Bi-colour precious metal
We’ve seen this trend of mixing white and yellow gold in the watch world and now it’s inspiring jewellery designers with Tiffany & Co, Piaget and Louis Vuitton experimenting with a platinum and yellow combination. Tiffany & Co’s celestial theme paired platinum with yellow gold for starburst pendants and constellation earrings. Vuitton uses bi-colour platinum and gold for rounded collars. Amongst all the colourful gemstones at Piaget is a collar in yellow and white gold combining engraving, rope twists and diamond setting, although yellow gold generally predominates their Extraleganza collection.
Fancy cuts
Aside from the artistry in the designs and settings of high jewellery there is an opportunity for Maisons to present magical gemstones, like Vuitton’s spectacular large, coloured diamond (Ed: the Eiffel Tower one). Graff secured two rare Colombian emeralds, one in a kite shape for a bracelet and the other, an elongated lozenge for a ring. Their eye-catching cuts make them a focal point, like Gucci’s kite shaped yellow diamond earrings and ravishing 62.58ct octagonal-cut Santa Maria aquamarine necklace centrepiece.

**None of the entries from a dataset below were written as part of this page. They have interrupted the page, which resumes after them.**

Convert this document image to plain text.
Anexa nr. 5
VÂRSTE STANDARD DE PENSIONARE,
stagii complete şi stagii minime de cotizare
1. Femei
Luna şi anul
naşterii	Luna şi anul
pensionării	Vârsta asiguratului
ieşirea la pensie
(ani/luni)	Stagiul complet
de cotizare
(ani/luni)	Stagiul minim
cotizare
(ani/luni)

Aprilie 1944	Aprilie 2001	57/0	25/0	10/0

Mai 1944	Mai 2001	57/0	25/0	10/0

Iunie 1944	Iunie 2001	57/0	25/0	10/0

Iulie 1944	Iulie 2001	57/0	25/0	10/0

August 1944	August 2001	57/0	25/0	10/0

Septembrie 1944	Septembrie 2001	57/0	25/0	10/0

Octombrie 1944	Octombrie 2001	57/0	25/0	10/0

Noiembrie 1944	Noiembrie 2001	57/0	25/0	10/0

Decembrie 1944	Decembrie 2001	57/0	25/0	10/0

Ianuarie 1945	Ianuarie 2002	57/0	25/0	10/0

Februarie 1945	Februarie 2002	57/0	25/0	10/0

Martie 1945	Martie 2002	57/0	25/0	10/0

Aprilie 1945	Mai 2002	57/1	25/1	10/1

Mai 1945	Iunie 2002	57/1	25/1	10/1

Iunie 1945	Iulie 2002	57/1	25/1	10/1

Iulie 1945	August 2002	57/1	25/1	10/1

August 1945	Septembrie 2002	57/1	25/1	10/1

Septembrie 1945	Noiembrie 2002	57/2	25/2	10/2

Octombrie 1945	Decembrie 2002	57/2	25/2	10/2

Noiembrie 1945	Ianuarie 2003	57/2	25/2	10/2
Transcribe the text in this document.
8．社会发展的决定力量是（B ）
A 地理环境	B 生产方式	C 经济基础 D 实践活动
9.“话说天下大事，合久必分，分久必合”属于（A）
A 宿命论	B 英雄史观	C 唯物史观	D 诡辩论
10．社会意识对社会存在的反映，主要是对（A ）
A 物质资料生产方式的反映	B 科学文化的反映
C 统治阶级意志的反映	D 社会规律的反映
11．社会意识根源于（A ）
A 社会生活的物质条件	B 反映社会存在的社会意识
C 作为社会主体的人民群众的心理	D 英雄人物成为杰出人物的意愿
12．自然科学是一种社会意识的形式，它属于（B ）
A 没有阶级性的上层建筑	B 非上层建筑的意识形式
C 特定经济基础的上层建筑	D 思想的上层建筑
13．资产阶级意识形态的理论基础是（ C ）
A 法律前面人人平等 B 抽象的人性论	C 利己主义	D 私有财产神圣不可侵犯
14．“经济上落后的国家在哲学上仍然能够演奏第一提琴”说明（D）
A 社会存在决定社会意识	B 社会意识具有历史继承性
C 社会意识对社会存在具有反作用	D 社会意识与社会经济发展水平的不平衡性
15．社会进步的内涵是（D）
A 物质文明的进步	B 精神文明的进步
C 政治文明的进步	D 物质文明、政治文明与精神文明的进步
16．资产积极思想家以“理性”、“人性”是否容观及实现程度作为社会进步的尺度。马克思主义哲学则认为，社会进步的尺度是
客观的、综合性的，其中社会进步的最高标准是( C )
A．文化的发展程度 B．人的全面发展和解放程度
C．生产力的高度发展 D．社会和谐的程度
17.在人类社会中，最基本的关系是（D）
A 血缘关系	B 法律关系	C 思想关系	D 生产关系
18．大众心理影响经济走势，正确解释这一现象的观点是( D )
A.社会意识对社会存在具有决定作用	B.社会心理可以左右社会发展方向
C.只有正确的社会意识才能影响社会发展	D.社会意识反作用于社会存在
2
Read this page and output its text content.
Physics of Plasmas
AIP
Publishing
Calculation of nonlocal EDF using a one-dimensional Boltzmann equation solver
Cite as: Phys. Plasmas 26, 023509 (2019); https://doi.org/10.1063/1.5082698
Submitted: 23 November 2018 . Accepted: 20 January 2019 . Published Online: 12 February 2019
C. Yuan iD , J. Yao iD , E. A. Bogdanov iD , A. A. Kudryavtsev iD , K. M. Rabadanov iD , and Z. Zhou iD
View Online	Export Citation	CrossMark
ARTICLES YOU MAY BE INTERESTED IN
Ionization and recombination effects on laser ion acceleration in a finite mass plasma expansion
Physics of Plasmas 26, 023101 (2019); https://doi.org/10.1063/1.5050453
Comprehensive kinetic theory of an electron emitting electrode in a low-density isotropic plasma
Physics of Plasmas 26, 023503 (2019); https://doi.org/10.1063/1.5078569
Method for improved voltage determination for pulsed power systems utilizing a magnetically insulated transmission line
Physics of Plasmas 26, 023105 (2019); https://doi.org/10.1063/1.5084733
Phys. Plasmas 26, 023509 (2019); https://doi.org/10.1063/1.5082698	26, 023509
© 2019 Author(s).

The Mimosa collection at Damiani features necklaces and bracelets in a mosaic of precious stones in various cuts and shapes artfully arranged that highlights a trend for fancy cuts in several collections.
Rouleau collars
Smooth, voluminous rolls or cord-twisted torques present a refined modern look to grace the neckline. These collars, like padded Renaissance-style rouleaux, are appearing more frequently in collections from Messika, Bvlgari and Louis Vuitton, with Messika’s snow-set diamond collar featuring a yellow diamond centrepiece and their pavé-set diamond torques dangling interchangeable diamond pendants. De Beers’ bold interpretation in gold and diamonds is fringed with tiny gold beads while Bvlgari’s Terra Mater Serpenti coiled collar interpretation draws on it Tubogas bracelet technique and dangles an enormous emerald cabochon.
XXL stones
High jewellery is a Maison’s showcase for rare and impressive precious gemstones like the enormous cabochon emeralds, rubellites and tourmalines for which Bvlgari is famed and Dolce & Gabbana’s super-sized amethysts, kunzite, green beryls, and aquamarines in their lavish baroque-style gold filigree settings. However, the collections are now presenting large colourful ornamental hardstones as well including coral, opal, carnelian and turquoise, notably at Buccellati, Damiani and Piaget. One standout piece was Boucheron’s Iceberg necklace with enormous drops of frosted white quartz and diamond.
Gardens/floral
Nature has always offered designers an abundance of inspiration with flowers adorning women since ancient times. There is something fascinating about reproducing a subject as fragile and transient as a flower in a material as hard and enduring as a gemstone. This is why gardens and prettily coloured blooms have been a recurring theme in jewellery over the centuries. Anna Hu has long been drawn to flowers with orchids and roses a current favourite shaped in coloured titanium with a ceramic finish and coloured gemstones. Chopard’s fairytale flowers feature oak leaves, a rose trapped in crystal and lots of tiny pavé-set blooms and Christian Dior’s jewels are a bucolic setting of shrubbery and trees with fauna hopping through its midst.